A headgasket breech will cause a rough idle, but it usually becomes more apparent under load, when the pressures in the cylinder are the highest. You will usually also detect loss of coolant, as the vacuum in the cylinder spikes on deceleration and the pressurized coolant (most that I know operate at about 15-16 psi) gets drawn into the cylinder and vaporized.
If the breech is also into the oil passage, it’ll also allow coolant and combustion gasses to mix with oil and the coolant will get gumped up. You’ll see this a a glob and/or discolored coolant under the radiator cap.
(copied from AC post)
It’s not likely a head gasket problem. You may have a failing fuel pump.
The fuel pump has a check valve in it that allows the system to maintain fuel pressure when the engine is at rest. This assures the engine will start instantly.
When the check valve assembly wears (think of a leaking water valve in a toilet), or there are some contaminants wedged in there the ball will not seal on the seat completely.

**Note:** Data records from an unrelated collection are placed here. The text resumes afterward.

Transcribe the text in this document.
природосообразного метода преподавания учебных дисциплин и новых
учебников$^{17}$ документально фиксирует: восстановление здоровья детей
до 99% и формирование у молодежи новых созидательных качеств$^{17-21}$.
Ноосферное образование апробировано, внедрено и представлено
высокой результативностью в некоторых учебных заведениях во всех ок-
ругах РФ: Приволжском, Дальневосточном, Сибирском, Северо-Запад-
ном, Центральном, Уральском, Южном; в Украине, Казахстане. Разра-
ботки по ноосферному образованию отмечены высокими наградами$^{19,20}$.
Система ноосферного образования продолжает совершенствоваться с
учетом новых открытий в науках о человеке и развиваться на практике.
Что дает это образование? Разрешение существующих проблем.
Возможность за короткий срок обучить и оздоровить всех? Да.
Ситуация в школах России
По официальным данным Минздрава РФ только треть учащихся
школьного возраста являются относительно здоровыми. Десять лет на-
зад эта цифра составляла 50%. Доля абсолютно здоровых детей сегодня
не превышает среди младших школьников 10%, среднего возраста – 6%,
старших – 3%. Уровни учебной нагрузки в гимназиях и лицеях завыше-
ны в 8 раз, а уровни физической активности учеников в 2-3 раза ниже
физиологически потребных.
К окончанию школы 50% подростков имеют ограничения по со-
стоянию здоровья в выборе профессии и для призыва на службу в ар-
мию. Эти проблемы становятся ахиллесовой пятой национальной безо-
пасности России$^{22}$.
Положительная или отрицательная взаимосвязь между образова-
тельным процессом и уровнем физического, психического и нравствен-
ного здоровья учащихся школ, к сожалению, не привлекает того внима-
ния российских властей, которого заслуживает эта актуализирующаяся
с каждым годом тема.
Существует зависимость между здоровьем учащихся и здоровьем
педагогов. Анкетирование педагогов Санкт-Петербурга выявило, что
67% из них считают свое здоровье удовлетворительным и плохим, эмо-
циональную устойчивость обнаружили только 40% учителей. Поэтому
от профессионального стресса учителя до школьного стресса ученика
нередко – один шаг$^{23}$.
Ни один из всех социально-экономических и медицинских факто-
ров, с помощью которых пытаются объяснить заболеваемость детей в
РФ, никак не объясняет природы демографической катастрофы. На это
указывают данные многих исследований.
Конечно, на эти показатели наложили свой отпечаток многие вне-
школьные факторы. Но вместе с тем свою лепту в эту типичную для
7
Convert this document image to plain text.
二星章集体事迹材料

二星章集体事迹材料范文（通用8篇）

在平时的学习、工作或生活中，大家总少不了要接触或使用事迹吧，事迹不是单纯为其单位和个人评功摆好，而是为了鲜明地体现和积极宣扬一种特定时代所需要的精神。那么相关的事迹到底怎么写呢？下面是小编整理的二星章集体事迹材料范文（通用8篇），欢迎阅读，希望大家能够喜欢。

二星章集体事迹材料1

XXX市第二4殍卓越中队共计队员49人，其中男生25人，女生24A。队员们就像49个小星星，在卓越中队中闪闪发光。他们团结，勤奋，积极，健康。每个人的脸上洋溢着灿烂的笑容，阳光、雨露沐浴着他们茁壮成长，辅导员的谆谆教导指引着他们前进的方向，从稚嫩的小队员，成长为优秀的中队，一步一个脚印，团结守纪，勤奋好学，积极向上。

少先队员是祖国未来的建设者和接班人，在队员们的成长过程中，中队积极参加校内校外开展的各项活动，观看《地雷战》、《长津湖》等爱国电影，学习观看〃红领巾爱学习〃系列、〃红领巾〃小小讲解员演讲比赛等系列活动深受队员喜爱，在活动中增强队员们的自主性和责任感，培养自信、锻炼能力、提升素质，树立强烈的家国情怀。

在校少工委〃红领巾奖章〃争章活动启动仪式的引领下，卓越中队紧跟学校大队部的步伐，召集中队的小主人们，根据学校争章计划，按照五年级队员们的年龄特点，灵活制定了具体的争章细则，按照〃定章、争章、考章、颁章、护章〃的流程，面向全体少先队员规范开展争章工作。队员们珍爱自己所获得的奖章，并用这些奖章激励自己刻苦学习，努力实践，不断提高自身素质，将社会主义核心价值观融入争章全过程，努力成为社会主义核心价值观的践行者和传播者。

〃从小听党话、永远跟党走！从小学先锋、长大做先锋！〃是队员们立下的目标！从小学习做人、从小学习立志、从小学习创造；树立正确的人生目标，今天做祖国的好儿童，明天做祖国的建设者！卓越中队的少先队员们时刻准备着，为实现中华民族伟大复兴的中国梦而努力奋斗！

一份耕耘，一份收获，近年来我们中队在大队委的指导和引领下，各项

When you turn the engine off fuel pressure will bleed off and air will be present in the lines. Sometimes it takes all night for this to happen.
The rough running you have may be the air being purged out of the fuel lines. To test this in the morning turn the key to the RUN position for a few seconds without starting the engine. Turn the key off. Repeat this process 7 or 8 times and start the engine. If it runs fine you’ll know the check valve is the problem and this means a pump replacement along with the fuel filter. Hope that helps.
There’s a few other things it could possibly be but that’s what I’d look at first.
Is this how one might be able to pick up an otherwise good Saab for $20? ;0)
Well, it worked for me. The neighbor actually offered the SAAB I currently have to me for one dollar. Thinking I heard him wrong (have a hearing loss problem) I repeated it and he verified it.
I just simply could not bring myself to give somebody a single dollar for a car so I threw in the other 19 dollars as a tip to make myself feel better.